Our firm undertook representation of a local interstate trucking company, Dark Horse Express, LLC (“Dark Horse”) in a cargo insurance claim case in which Lancer Insurance Company (“Lancer”) issued the cargo insurance coverage which was at issue. At the district court level, Lancer argued that it was entitled to summary judgment because Dark Horse’s customer, which owned the lost cargo, had never obtained a judgment against Dark Horse for the cargo loss at issue. Lancer won a summary judgment from the District Court. We appealed to the Court of Appeals for the Sixth Circuit which reversed the District Court.
Here is a summary of the basic facts:
- Dark Horse was hauling about $250,000 worth of steaks for its customer, PFG, from Dallas to Lebanon
- Dark Horse’s driver stopped just outside of Dallas after picking up the load
- While stopped, someone broke the seal of the truck and stole about $35,000 worth of the steaks
- PFG refused to take the remainder of the steaks because of the broken seal and possible contamination
- Under the contract between Dark Horse and PFG, which was titled “Transportation Agreement,” Dark Horse had agreed to be liable for the full value of the load in the event the seal of the truck was broken
- Dark Horse paid PFG for the value of the load, less the salvage that was obtained by PFG
- Dark Horse then made a claim under its cargo insurance coverage with Lancer for the amount it paid its customer, PFG, for the loss of the load
- Lancer refused to pay for various reasons, including that no court judgment had been entered against Dark Horse in favor of PFG for the loss of the load
- Dark Horse filed suit in Sumner County, Tennessee Circuit Court and Lancer removed the case to the United States District Court for the Middle District of Tennessee
- Lancer moved for summary judgment on several grounds
One of Lancer’s summary judgment arguments was that the insurance policy at issue contained a provision which, Lancer asserted, conditioned Lancer’s duty to pay on a judgment being entered against Dark Horse by a court. The specific provision upon which Lancer relied required Lancer to pay sums Dark Horse “legally must pay as a motor carrier for ‘loss’ to Cargo ….”
The District Court held that the language in question did require a judgment to be entered by a court of competent jurisdiction against Dark Horse and in favor of PFG before Lancer had any obligation to pay the claim. It based its decision, in substantial part, on a 1971 decision of the Supreme Court of Tennessee, but noted that there was contrary authority decided under at least one other state’s contract law.

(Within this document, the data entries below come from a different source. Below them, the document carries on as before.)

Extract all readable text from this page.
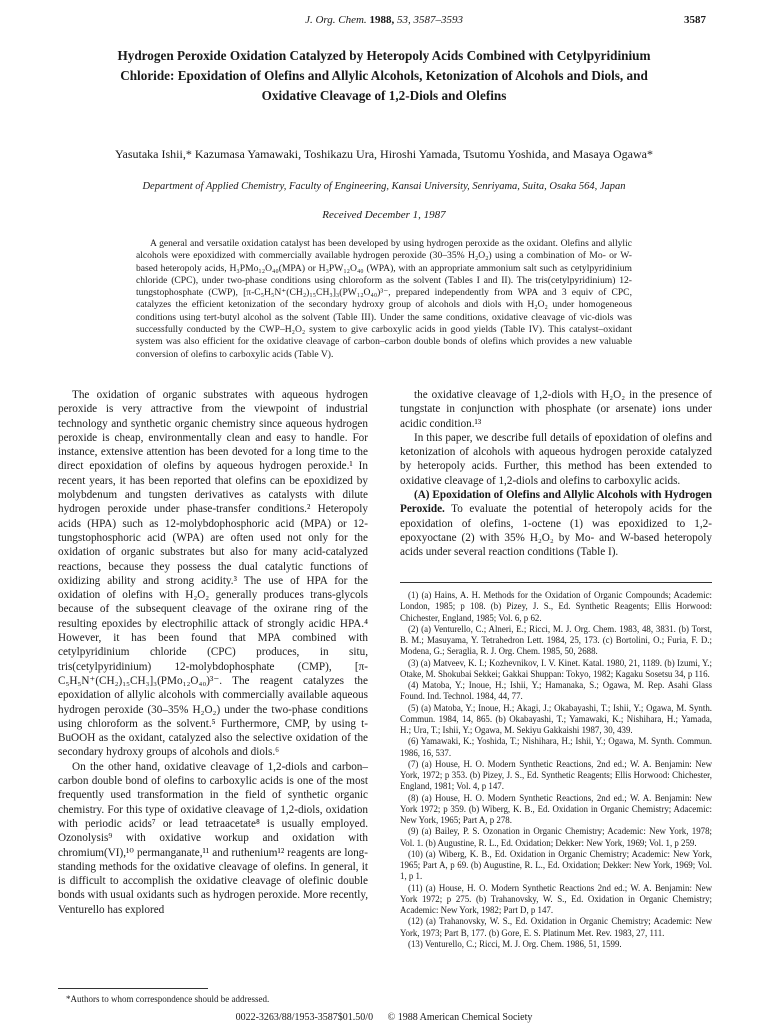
J. Org. Chem. 1988, 53, 3587–3593	3587
Hydrogen Peroxide Oxidation Catalyzed by Heteropoly Acids Combined with Cetylpyridinium Chloride: Epoxidation of Olefins and Allylic Alcohols, Ketonization of Alcohols and Diols, and Oxidative Cleavage of 1,2-Diols and Olefins
Yasutaka Ishii,* Kazumasa Yamawaki, Toshikazu Ura, Hiroshi Yamada, Tsutomu Yoshida, and Masaya Ogawa*
Department of Applied Chemistry, Faculty of Engineering, Kansai University, Senriyama, Suita, Osaka 564, Japan
Received December 1, 1987
A general and versatile oxidation catalyst has been developed by using hydrogen peroxide as the oxidant. Olefins and allylic alcohols were epoxidized with commercially available hydrogen peroxide (30–35% H₂O₂) using a combination of Mo- or W-based heteropoly acids, H₃PMo₁₂O₄₀(MPA) or H₃PW₁₂O₄₀ (WPA), with an appropriate ammonium salt such as cetylpyridinium chloride (CPC), under two-phase conditions using chloroform as the solvent (Tables I and II). The tris(cetylpyridinium) 12-tungstophosphate (CWP), [π-C₅H₅N⁺(CH₂)₁₅CH₃]₃(PW₁₂O₄₀)³⁻, prepared independently from WPA and 3 equiv of CPC, catalyzes the efficient ketonization of the secondary hydroxy group of alcohols and diols with H₂O₂ under homogeneous conditions using tert-butyl alcohol as the solvent (Table III). Under the same conditions, oxidative cleavage of vic-diols was successfully conducted by the CWP–H₂O₂ system to give carboxylic acids in good yields (Table IV). This catalyst–oxidant system was also efficient for the oxidative cleavage of carbon–carbon double bonds of olefins which provides a new valuable conversion of olefins to carboxylic acids (Table V).

The oxidation of organic substrates with aqueous hydrogen peroxide is very attractive from the viewpoint of industrial technology and synthetic organic chemistry since aqueous hydrogen peroxide is cheap, environmentally clean and easy to handle. For instance, extensive attention has been devoted for a long time to the direct epoxidation of olefins by aqueous hydrogen peroxide.¹ In recent years, it has been reported that olefins can be epoxidized by molybdenum and tungsten derivatives as catalysts with dilute hydrogen peroxide under phase-transfer conditions.² Heteropoly acids (HPA) such as 12-molybdophosphoric acid (MPA) or 12-tungstophosphoric acid (WPA) are often used not only for the oxidation of organic substrates but also for many acid-catalyzed reactions, because they possess the dual catalytic functions of oxidizing ability and strong acidity.³ The use of HPA for the oxidation of olefins with H₂O₂ generally produces trans-glycols because of the subsequent cleavage of the oxirane ring of the resulting epoxides by electrophilic attack of strongly acidic HPA.⁴ However, it has been found that MPA combined with cetylpyridinium chloride (CPC) produces, in situ, tris(cetylpyridinium) 12-molybdophosphate (CMP), [π-C₅H₅N⁺(CH₂)₁₅CH₃]₃(PMo₁₂O₄₀)³⁻. The reagent catalyzes the epoxidation of allylic alcohols with commercially available aqueous hydrogen peroxide (30–35% H₂O₂) under the two-phase conditions using chloroform as the solvent.⁵ Furthermore, CMP, by using t-BuOOH as the oxidant, catalyzed also the selective oxidation of the secondary hydroxy groups of alcohols and diols.⁶

On the other hand, oxidative cleavage of 1,2-diols and carbon–carbon double bond of olefins to carboxylic acids is one of the most frequently used transformation in the field of synthetic organic chemistry. For this type of oxidative cleavage of 1,2-diols, oxidation with periodic acids⁷ or lead tetraacetate⁸ is usually employed. Ozonolysis⁹ with oxidative workup and oxidation with chromium(VI),¹⁰ permanganate,¹¹ and ruthenium¹² reagents are long-standing methods for the oxidative cleavage of olefins. In general, it is difficult to accomplish the oxidative cleavage of olefinic double bonds with usual oxidants such as hydrogen peroxide. More recently, Venturello has explored

the oxidative cleavage of 1,2-diols with H₂O₂ in the presence of tungstate in conjunction with phosphate (or arsenate) ions under acidic condition.¹³

In this paper, we describe full details of epoxidation of olefins and ketonization of alcohols with aqueous hydrogen peroxide catalyzed by heteropoly acids. Further, this method has been extended to oxidative cleavage of 1,2-diols and olefins to carboxylic acids.

(A) Epoxidation of Olefins and Allylic Alcohols with Hydrogen Peroxide. To evaluate the potential of heteropoly acids for the epoxidation of olefins, 1-octene (1) was epoxidized to 1,2-epoxyoctane (2) with 35% H₂O₂ by Mo- and W-based heteropoly acids under several reaction conditions (Table I).

(1) (a) Hains, A. H. Methods for the Oxidation of Organic Compounds; Academic: London, 1985; p 108. (b) Pizey, J. S., Ed. Synthetic Reagents; Ellis Horwood: Chichester, England, 1985; Vol. 6, p 62.

(2) (a) Venturello, C.; Alneri, E.; Ricci, M. J. Org. Chem. 1983, 48, 3831. (b) Torst, B. M.; Masuyama, Y. Tetrahedron Lett. 1984, 25, 173. (c) Bortolini, O.; Furia, F. D.; Modena, G.; Seraglia, R. J. Org. Chem. 1985, 50, 2688.

(3) (a) Matveev, K. I.; Kozhevnikov, I. V. Kinet. Katal. 1980, 21, 1189. (b) Izumi, Y.; Otake, M. Shokubai Sekkei; Gakkai Shuppan: Tokyo, 1982; Kagaku Sosetsu 34, p 116.

(4) Matoba, Y.; Inoue, H.; Ishii, Y.; Hamanaka, S.; Ogawa, M. Rep. Asahi Glass Found. Ind. Technol. 1984, 44, 77.

(5) (a) Matoba, Y.; Inoue, H.; Akagi, J.; Okabayashi, T.; Ishii, Y.; Ogawa, M. Synth. Commun. 1984, 14, 865. (b) Okabayashi, T.; Yamawaki, K.; Nishihara, H.; Yamada, H.; Ura, T.; Ishii, Y.; Ogawa, M. Sekiyu Gakkaishi 1987, 30, 439.

(6) Yamawaki, K.; Yoshida, T.; Nishihara, H.; Ishii, Y.; Ogawa, M. Synth. Commun. 1986, 16, 537.

(7) (a) House, H. O. Modern Synthetic Reactions, 2nd ed.; W. A. Benjamin: New York, 1972; p 353. (b) Pizey, J. S., Ed. Synthetic Reagents; Ellis Horwood: Chichester, England, 1981; Vol. 4, p 147.

(8) (a) House, H. O. Modern Synthetic Reactions, 2nd ed.; W. A. Benjamin: New York 1972; p 359. (b) Wiberg, K. B., Ed. Oxidation in Organic Chemistry; Adacemic: New York, 1965; Part A, p 278.

(9) (a) Bailey, P. S. Ozonation in Organic Chemistry; Academic: New York, 1978; Vol. 1. (b) Augustine, R. L., Ed. Oxidation; Dekker: New York, 1969; Vol. 1, p 259.

(10) (a) Wiberg, K. B., Ed. Oxidation in Organic Chemistry; Academic: New York, 1965; Part A, p 69. (b) Augustine, R. L., Ed. Oxidation; Dekker: New York, 1969; Vol. 1, p 1.

(11) (a) House, H. O. Modern Synthetic Reactions 2nd ed.; W. A. Benjamin: New York 1972; p 275. (b) Trahanovsky, W. S., Ed. Oxidation in Organic Chemistry; Academic: New York, 1982; Part D, p 147.

(12) (a) Trahanovsky, W. S., Ed. Oxidation in Organic Chemistry; Academic: New York, 1973; Part B, 177. (b) Gore, E. S. Platinum Met. Rev. 1983, 27, 111.

(13) Venturello, C.; Ricci, M. J. Org. Chem. 1986, 51, 1599.

*Authors to whom correspondence should be addressed.
0022-3263/88/1953-3587$01.50/0 © 1988 American Chemical Society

On appeal, we argued that, under the plain language of the policy at issue, it was not necessary for a judgment to be entered against Dark Horse by a court before Lancer had an obligation to pay the claim. We argued that all that was necessary was that Dark Horse prove that it was obligated to pay the claim to its customer, PFG, and that the Transportation Agreement between Dark Horse and PFG established that obligation, and consequently, the legal liability of Dark Horse to PFG. We pointed out that the case relied upon by the District Court did not involve a cargo loss claim and was distinguishable on a number of other grounds.
In response to our argument on appeal, Lancer Insurance Company made a barrage of arguments, all of which were ultimately rejected by the Sixth Circuit in its decision reversing the District Court. The Sixth Circuit held that the cargo insurance coverage policy at issue, by its plain language, did not require that a judgment be entered against Dark Horse before Lancer had an obligation to pay the claim.
The Sixth Circuit held that the word “must” in the phrase “legally must pay” signified an “obligation.” It then reasoned that contracts themselves, not just judgments resulting from breaches of contract, create obligations. The court stated: “Indeed, contracts exist to create legal obligations, and thus to save the parties the expense of reducing every dispute to a court judgment.”
The District Court filings, including those associated with Lancer’s motion for summary judgment filed by our firm and Lancer’s lawyers, can be obtained via Pacer. The style of the case is Dark Horse Express, LLC v. Lancer Insurance Company, United States District Court of the Middle District of Tennessee, no. 3:15-CV-01491. The opinion of the Sixth Court, as well as the parties’ appellate briefs, may also be obtained from Pacer. The case number on appeal was 17-6237.